6. There’s no connection with position – whether you’re standing or sitting – to the growth of spider veins. According to Eric Larssen, M.D., there is no scientific basis that connects leg crossing with the existence of spider veins.

7. There are many ways to prevent – or eliminate – spider veins. Sclerotherapy is the best solution to an existing problem while compression stocking is an effective preventive measure to prevent varicose and spider veins. The mentioned facts answer the question: does crossing your legs cause spider veins?

Incoming search keyphrase: does crossing your legs really cause varicose veins

Does crossing your legs cause varicose veins?

Varicose veins: every woman’s worst nightmare that many go to extremes to hide. They can wreck swimsuit season and even keep some women from wearing shorts. Unfortunately, most of the time varicose veins are unavoidable, with more than half of all women in the U.S. affected by them.

If you’ve ever heard that you shouldn’t cross your legs because you’ll get these eyesores, this information falls into the medical myths category. According to UAMS vascular surgeon Dr. Mohammed Moursi, crossing your legs is not one of the causes of this vascular problem. Varicose veins are enlarged veins that are visible through the skin and caused by increased blood pressure.

“Crossing your legs does not cause varicose veins,” Dr. Moursi says. “They result from an intrinsic problem with the veins themselves. Standing for long periods of time is another habit that has been questioned as a cause of varicose veins. In truth, standing may exacerbate existing problem with veins but should not cause them.”

If you want someone to blame for varicose veins, blame genetics. Dr. Moursi says that there is no question that genetics has something to do with who gets varicose veins and who doesn’t. Other causes include obesity, gender, inactivity, age and pregnancy.

“Many patients have family members with varicose veins, but there are also acquired causes such as blood clots in the veins, which may cause varicose veins months and even years after the initial problem,” he says.

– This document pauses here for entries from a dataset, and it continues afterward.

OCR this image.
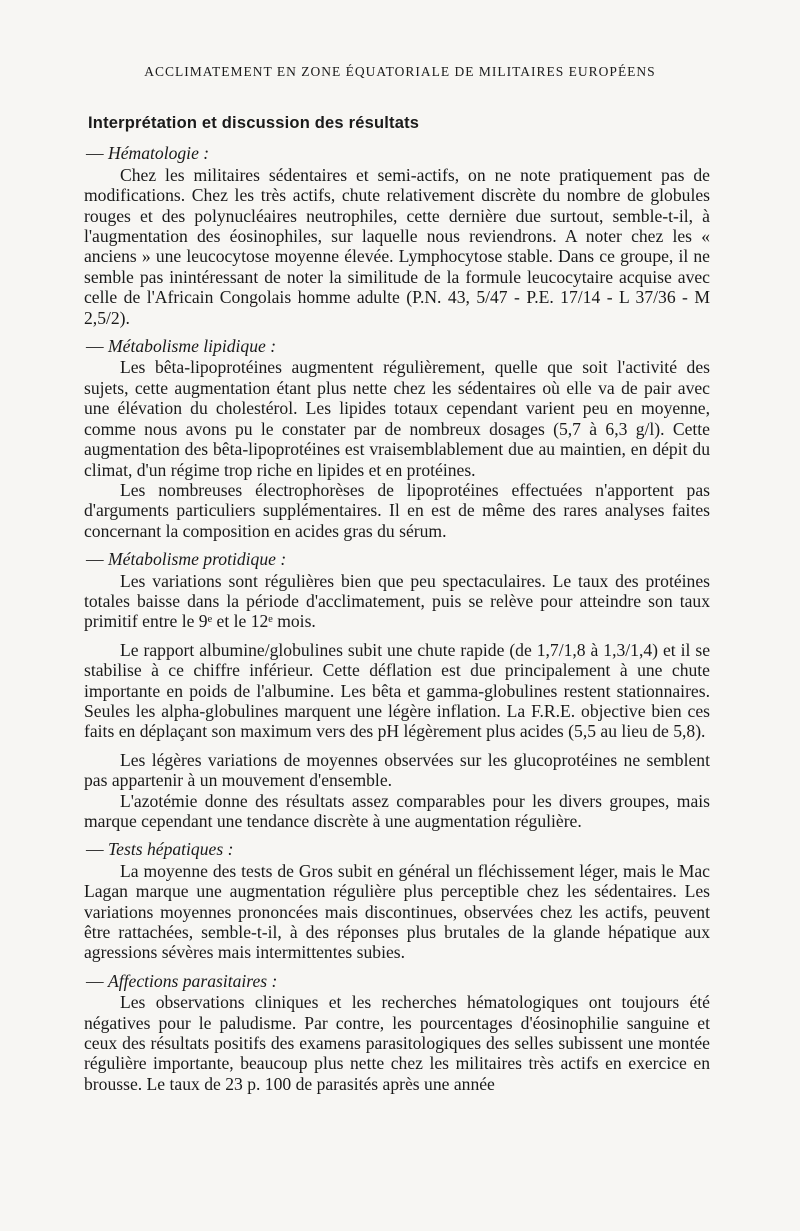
ACCLIMATEMENT EN ZONE ÉQUATORIALE DE MILITAIRES EUROPÉENS
Interprétation et discussion des résultats
— Hématologie :

Chez les militaires sédentaires et semi-actifs, on ne note pratiquement pas de modifications. Chez les très actifs, chute relativement discrète du nombre de globules rouges et des polynucléaires neutrophiles, cette dernière due surtout, semble-t-il, à l'augmentation des éosinophiles, sur laquelle nous reviendrons. A noter chez les « anciens » une leucocytose moyenne élevée. Lymphocytose stable. Dans ce groupe, il ne semble pas inintéressant de noter la similitude de la formule leucocytaire acquise avec celle de l'Africain Congolais homme adulte (P.N. 43, 5/47 - P.E. 17/14 - L 37/36 - M 2,5/2).

— Métabolisme lipidique :

Les bêta-lipoprotéines augmentent régulièrement, quelle que soit l'activité des sujets, cette augmentation étant plus nette chez les sédentaires où elle va de pair avec une élévation du cholestérol. Les lipides totaux cependant varient peu en moyenne, comme nous avons pu le constater par de nombreux dosages (5,7 à 6,3 g/l). Cette augmentation des bêta-lipoprotéines est vraisemblablement due au maintien, en dépit du climat, d'un régime trop riche en lipides et en protéines.

Les nombreuses électrophorèses de lipoprotéines effectuées n'apportent pas d'arguments particuliers supplémentaires. Il en est de même des rares analyses faites concernant la composition en acides gras du sérum.

— Métabolisme protidique :

Les variations sont régulières bien que peu spectaculaires. Le taux des protéines totales baisse dans la période d'acclimatement, puis se relève pour atteindre son taux primitif entre le 9ᵉ et le 12ᵉ mois.

Le rapport albumine/globulines subit une chute rapide (de 1,7/1,8 à 1,3/1,4) et il se stabilise à ce chiffre inférieur. Cette déflation est due principalement à une chute importante en poids de l'albumine. Les bêta et gamma-globulines restent stationnaires. Seules les alpha-globulines marquent une légère inflation. La F.R.E. objective bien ces faits en déplaçant son maximum vers des pH légèrement plus acides (5,5 au lieu de 5,8).

Les légères variations de moyennes observées sur les glucoprotéines ne semblent pas appartenir à un mouvement d'ensemble.

L'azotémie donne des résultats assez comparables pour les divers groupes, mais marque cependant une tendance discrète à une augmentation régulière.

— Tests hépatiques :

La moyenne des tests de Gros subit en général un fléchissement léger, mais le Mac Lagan marque une augmentation régulière plus perceptible chez les sédentaires. Les variations moyennes prononcées mais discontinues, observées chez les actifs, peuvent être rattachées, semble-t-il, à des réponses plus brutales de la glande hépatique aux agressions sévères mais intermittentes subies.

— Affections parasitaires :

Les observations cliniques et les recherches hématologiques ont toujours été négatives pour le paludisme. Par contre, les pourcentages d'éosinophilie sanguine et ceux des résultats positifs des examens parasitologiques des selles subissent une montée régulière importante, beaucoup plus nette chez les militaires très actifs en exercice en brousse. Le taux de 23 p. 100 de parasités après une année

Even though varicose veins are sometimes unavoidable they can be treated. “The best treatment for patients with varicose veins differs between patients,” Dr. Moursi says. “Some patients can be treated effectively with compression stockings while others may require injections or other surgical procedures to eliminate varicose veins.”

Dr. Moursi suggests that the course of treatment for your varicose veins should be decided after a consultation and evaluation by an UAMS vascular surgeon.